Я не ответил ни «да», ни «нет». Мироздание больше не хочет смотреть моими глазами, но, кажется, я знаю, чьими хочет.
* * *Калидия пришла, когда мы допили чай, и Алька, прорыдавшись мне в разгрузку, уже начала задрёмывать. Девушка соткалась из темноты и сказала мрачно:
— Док, вы не могли бы нас оставить?
— Нет, — сказал я спокойно. — Это караульный пост. По уставу я должен спросить «Стой, кто идёт», а потом пристрелить тебя нахрен. Это решило бы кучу проблем морально-психологического свойства.

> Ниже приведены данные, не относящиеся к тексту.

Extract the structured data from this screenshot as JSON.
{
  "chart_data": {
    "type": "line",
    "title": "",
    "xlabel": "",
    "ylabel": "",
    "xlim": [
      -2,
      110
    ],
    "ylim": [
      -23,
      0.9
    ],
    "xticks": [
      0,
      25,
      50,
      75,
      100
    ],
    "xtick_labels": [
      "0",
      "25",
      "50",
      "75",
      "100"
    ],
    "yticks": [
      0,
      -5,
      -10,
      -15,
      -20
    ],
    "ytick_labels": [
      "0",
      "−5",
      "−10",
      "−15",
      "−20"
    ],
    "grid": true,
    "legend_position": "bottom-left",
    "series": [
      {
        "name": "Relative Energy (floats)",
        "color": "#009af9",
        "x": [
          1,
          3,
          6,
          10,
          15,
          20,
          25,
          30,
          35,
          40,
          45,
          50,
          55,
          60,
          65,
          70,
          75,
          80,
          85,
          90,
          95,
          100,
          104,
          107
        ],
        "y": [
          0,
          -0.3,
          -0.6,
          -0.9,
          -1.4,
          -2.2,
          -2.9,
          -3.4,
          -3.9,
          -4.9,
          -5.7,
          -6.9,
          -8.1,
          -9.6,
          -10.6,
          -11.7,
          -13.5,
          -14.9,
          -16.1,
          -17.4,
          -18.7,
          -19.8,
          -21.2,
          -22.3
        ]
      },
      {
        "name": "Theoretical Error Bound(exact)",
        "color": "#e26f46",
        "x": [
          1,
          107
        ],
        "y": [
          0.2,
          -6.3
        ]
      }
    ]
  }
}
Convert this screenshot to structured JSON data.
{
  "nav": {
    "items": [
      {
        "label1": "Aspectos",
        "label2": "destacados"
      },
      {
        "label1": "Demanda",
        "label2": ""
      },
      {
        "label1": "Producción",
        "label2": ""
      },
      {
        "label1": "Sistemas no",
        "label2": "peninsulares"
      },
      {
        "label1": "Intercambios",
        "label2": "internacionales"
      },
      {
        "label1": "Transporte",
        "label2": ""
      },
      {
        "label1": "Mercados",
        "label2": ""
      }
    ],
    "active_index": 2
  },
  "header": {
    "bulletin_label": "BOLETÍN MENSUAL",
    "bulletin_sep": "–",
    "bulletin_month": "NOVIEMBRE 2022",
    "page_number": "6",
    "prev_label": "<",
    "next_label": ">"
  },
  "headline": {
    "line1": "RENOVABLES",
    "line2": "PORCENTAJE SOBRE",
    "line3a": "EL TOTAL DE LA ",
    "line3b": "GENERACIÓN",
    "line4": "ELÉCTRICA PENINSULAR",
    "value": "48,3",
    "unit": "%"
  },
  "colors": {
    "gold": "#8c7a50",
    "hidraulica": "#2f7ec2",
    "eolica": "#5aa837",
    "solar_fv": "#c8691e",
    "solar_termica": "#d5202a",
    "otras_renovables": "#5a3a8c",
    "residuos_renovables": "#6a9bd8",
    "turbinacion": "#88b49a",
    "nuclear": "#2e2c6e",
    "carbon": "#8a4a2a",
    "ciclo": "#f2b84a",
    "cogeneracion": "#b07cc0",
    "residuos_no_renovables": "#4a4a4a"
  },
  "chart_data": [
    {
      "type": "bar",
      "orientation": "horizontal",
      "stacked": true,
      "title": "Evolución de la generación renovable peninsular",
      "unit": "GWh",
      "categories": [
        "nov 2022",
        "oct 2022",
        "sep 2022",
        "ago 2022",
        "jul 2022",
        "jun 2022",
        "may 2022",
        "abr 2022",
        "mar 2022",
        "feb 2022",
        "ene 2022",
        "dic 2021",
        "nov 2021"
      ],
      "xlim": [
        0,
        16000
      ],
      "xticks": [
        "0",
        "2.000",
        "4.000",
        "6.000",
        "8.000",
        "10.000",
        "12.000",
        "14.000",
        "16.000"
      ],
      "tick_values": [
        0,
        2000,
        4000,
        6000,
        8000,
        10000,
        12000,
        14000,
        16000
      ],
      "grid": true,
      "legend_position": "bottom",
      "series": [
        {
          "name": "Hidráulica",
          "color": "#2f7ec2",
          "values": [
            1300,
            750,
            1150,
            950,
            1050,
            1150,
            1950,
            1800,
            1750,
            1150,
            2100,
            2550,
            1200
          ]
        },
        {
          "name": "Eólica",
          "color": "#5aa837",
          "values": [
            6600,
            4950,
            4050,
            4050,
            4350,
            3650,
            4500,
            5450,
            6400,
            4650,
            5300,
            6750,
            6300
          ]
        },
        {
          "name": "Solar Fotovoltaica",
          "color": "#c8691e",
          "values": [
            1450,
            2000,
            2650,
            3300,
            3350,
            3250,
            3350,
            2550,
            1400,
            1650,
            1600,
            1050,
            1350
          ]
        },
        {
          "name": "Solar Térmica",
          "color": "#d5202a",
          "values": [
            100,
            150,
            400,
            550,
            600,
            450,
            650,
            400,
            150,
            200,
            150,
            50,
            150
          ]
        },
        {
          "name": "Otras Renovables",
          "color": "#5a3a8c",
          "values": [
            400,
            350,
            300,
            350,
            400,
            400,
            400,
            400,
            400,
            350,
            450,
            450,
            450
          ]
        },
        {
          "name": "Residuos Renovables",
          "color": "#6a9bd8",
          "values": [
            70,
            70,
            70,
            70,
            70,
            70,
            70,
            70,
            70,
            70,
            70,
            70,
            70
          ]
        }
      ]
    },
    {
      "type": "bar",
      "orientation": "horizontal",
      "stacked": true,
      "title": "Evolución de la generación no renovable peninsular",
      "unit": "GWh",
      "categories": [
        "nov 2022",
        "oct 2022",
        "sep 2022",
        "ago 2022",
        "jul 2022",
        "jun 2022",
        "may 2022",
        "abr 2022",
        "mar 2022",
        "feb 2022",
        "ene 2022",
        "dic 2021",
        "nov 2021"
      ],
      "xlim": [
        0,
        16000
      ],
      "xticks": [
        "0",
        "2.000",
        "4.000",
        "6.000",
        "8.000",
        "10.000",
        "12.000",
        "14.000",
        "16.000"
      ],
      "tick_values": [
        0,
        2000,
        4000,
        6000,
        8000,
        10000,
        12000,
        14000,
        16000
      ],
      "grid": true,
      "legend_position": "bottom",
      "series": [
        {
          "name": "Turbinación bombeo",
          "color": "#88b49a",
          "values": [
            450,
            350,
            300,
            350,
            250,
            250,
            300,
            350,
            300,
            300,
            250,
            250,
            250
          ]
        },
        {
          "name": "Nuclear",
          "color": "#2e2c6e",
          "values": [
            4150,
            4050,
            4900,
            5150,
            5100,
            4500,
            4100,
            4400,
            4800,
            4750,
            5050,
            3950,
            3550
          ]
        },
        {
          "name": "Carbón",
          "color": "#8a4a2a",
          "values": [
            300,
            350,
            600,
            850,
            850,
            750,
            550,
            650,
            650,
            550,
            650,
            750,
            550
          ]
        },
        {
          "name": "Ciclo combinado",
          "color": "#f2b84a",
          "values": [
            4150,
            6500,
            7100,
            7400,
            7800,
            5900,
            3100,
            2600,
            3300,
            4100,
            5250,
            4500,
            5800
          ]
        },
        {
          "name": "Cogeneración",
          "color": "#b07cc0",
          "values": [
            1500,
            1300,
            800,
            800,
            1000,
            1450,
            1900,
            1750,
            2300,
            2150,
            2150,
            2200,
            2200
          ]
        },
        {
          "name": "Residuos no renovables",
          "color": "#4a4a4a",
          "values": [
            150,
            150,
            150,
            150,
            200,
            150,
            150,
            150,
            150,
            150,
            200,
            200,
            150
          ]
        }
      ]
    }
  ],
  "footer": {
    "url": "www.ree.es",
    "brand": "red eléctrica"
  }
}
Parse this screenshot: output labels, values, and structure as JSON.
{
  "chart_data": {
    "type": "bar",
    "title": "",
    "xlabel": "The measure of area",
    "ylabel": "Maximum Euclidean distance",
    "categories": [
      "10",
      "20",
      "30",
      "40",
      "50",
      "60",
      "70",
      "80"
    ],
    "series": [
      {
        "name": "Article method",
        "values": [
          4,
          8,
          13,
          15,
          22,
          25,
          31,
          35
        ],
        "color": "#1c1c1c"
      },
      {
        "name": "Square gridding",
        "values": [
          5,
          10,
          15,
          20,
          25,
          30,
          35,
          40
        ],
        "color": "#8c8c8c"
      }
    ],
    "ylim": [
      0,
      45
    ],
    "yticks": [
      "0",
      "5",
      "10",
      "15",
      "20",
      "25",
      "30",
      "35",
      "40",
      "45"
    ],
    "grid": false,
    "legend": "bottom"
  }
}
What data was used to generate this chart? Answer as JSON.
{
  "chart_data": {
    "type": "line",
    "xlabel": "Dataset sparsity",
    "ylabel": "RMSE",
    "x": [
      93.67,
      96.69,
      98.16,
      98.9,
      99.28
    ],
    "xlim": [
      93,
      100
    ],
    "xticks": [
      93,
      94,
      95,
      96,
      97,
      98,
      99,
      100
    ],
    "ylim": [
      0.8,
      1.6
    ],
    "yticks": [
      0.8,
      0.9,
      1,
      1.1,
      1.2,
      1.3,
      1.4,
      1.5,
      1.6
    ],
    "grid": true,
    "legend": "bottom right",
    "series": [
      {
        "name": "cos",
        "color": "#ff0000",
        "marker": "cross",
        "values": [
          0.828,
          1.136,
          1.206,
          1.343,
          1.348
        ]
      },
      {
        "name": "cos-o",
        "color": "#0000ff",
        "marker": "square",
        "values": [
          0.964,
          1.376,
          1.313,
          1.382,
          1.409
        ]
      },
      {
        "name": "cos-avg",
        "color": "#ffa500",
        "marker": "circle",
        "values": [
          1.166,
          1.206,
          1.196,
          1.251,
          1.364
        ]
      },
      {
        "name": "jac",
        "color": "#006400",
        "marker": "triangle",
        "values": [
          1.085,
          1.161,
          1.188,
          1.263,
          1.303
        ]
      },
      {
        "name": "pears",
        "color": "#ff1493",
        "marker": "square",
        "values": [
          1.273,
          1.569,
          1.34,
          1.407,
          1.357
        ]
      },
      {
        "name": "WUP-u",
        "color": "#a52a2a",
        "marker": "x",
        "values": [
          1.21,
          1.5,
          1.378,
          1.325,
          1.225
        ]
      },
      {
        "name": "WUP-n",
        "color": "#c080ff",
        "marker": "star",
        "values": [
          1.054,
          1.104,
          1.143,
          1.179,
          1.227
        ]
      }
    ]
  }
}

— Так почему вы этого не делаете?
— Патронов мало.
— Понятно. Алиана, отойдём поговорить?
— Не хочу, — решительно ответила девушка. — Тут тепло, а там снег идёт. Да и говорить нам не о чём. Что за разговоры с постельной грелкой?
— Аль, ну что ты начинаешь! — сморщилась Калидия.
— Я не начинаю, Кали. Я закончила.
— Мы что, при нём будем отношения выяснять? — Калидия невежливо ткнула в меня пальцем.
— Нам нечего выяснять, — упрямо сказала Алиана. — Нет у нас никаких отношений, спать иди. Сама себе постель нагреешь.